Chronique de la Russie qui proteste // 5 – 11 mai 2025

Chronique de la Russie qui proteste // 5 – 11 mai 2025

En Russie, depuis le début de la guerre en Ukraine, la société est profondément divisée face à l’agression des troupes russes. Alors que certains soutiennent fermement les actions du gouvernement, d’autres manifestent courageusement leur opposition à la guerre et à l’intervention militaire russe dans les affaires ukrainiennes.

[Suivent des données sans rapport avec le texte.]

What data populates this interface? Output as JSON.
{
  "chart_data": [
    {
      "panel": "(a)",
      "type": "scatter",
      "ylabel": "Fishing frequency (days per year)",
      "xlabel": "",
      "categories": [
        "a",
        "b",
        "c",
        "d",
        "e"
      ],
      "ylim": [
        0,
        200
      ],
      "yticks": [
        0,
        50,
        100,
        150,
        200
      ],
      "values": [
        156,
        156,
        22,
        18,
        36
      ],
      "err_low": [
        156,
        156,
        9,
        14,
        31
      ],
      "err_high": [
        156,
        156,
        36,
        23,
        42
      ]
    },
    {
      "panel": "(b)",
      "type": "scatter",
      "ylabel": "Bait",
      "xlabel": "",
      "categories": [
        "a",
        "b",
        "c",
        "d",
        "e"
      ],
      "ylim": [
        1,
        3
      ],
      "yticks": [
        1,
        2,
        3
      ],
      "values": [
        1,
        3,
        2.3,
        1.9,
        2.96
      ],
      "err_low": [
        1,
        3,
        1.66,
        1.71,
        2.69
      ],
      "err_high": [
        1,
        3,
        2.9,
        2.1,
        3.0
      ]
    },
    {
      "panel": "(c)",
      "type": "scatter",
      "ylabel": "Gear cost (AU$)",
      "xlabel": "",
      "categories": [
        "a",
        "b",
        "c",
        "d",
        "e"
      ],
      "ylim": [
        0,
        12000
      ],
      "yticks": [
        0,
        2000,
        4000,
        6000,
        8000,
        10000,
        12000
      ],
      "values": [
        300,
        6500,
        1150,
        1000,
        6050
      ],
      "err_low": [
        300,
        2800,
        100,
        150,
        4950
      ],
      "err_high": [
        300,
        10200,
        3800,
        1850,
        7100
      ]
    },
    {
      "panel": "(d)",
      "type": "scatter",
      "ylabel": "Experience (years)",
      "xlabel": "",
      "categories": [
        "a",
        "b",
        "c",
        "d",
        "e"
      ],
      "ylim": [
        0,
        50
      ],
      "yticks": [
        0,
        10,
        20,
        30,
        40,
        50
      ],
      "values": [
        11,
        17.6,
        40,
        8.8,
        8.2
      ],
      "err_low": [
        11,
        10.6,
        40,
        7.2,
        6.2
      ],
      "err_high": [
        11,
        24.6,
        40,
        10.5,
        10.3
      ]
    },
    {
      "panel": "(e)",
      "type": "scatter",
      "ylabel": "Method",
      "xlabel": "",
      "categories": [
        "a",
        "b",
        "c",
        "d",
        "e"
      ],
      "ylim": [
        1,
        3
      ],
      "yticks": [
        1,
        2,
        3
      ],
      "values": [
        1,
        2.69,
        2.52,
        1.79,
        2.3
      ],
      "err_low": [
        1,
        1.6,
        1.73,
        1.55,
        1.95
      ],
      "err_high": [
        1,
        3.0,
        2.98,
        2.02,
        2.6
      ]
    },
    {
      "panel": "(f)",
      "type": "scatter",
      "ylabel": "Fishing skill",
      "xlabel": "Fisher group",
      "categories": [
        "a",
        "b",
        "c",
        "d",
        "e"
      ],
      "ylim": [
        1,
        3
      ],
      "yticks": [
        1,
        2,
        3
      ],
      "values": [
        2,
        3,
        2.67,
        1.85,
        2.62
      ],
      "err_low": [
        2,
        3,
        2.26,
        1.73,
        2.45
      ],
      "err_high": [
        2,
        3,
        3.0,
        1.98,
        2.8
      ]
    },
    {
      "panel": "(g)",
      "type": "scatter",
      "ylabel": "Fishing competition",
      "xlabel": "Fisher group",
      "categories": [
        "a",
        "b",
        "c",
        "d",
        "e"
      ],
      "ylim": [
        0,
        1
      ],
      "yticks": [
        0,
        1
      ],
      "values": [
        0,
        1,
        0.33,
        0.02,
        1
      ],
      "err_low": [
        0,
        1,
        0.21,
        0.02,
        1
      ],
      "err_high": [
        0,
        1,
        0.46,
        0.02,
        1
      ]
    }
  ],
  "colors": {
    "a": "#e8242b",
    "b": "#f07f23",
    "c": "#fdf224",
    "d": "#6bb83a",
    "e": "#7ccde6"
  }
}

Ce projet de publication a pour objectif de documenter ces protestations en publiant des chroniques hebdomadaires en utilisant les réseaux sociaux comme source principale d’information. Nous espérons offrir un aperçu de la dynamique interne de la société russe en temps de guerre, en mettant en lumière les voix et les moyens d’expression de ceux qui se dressent contre la politique étrangère de leur gouvernement.


Cas emblématique

Action sur le pont Bolchoï Moskvoretski, Moscou

Au matin du 6 mai, Grigori Saksonov, dit l’activiste du « Pont de Nemtsov », s’est rendu sur le pont avec une pancarte « Poutine = Hitler », puis a sauté dans le fleuve. Il a qualifié son geste de « nage antifasciste ». Il a été condamné à 15 jours de détention pour refus d’obéir à la police et à une amende de 20 000 roubles (soit 0,9 fois l’équivalent du salaire minimum en Russie) pour violation des règles concernant le bon ordre des manifestations.

La ville s’exprime

Omsk (District fédéral de Sibérie)

Le ruban vert est un symbole de résistance à la guerre.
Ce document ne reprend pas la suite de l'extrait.